Note 1: For the purposes of OSHA 29 CFR 1910.331 through 1910.335, a person must have the safety training required in order to be considered a qualified person.

Note 2: Qualified persons whose work on energized equipment involves either direct contact or contact by means of tools or materials must also have the training needed to meet 1910.333(C)(2)

SUBSTANTIATION: Align the NFPA definition with the requirements of OSHA Electrical Safe Work Practices requirements.

The present definition is weak and does not provide guidance on "who" is authorized to work on electrical equipment that may be energized.

The OSHA Electrical Safe Work Practices Training requirements are very specific on "who" and "what" a person must be able to do (SKILLS)to be considered QUALIFIED.

PANEL ACTION: Accept in Principle in Part.

Revise the definition of Qualified Person to read as follows:

"Qualified Person. One who has skills and knowledge related to the construction and operation of the equipment and has received safety training on the hazards involved."

PANEL STATEMENT: It is not necessary to repeat OSHA requirements in the NEC. The panel concludes that safety training is important.
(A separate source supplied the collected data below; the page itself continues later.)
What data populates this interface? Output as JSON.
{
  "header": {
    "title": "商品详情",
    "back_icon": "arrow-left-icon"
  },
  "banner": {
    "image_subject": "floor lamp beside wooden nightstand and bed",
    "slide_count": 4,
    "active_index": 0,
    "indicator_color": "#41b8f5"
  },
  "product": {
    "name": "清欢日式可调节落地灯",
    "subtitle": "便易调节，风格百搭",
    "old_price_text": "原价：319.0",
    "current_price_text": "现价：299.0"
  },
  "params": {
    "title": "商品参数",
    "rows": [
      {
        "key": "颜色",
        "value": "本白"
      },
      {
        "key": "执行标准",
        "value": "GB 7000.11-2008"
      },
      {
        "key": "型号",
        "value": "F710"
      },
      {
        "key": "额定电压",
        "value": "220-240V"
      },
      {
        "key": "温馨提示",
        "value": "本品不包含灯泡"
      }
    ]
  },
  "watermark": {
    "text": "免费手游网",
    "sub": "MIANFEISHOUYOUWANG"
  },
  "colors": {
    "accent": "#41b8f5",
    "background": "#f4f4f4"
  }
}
Joe Tedesco, NEC Consultant
Joined: Oct 2000
Posts: 5,392
It is a fundamental failure of the NEC, that after 120 years , has no national licensing and looks to have other organizations such as OSHA do their dirty work!

Joined: Nov 2000
Posts: 2,148
A national license would be unconstitutional. This type of regulation is left to the states.

Joined: Feb 2001
Posts: 6
Junior Member
It would be "nice" if there was a standard test or set of requirements so that our licenses were accepted from state to state like our driver's license.

Joined: Oct 2000
Posts: 5,392
I sure would help the trade if it were so Marty. [Linked Image]

The problem seems a "don't touch a slice of my pie" deal , where all the states, counties, and municipalities have set up there own set of standards, and the revenue that follows.

I see a national ticket ( or at least national reciprocity) as a level playing field, and a benchmark to this "qualified" hoo-haa.

I've read a few articles about the big wheels in the trade pointing out that there is going to be a shortage of electricians, and that there are no more in the US than 20 yrs ago.

I'll wager here that the amount of growth in all the bureaucratic, safety, regulating, etc organizations has been exponential in comparison.

So which one will stick up for us? Who's gonna throw this trade a bone here?

After all, the NEC has no problem defining the AHJ in an entire new article #80 ,what's a license? chopped liver?

Don, you and others are probably right in correcting me on this, but I'm not the only one asking, just the loudest.
[Linked Image]

[This message has been edited by sparky (edited 02-26-2001).]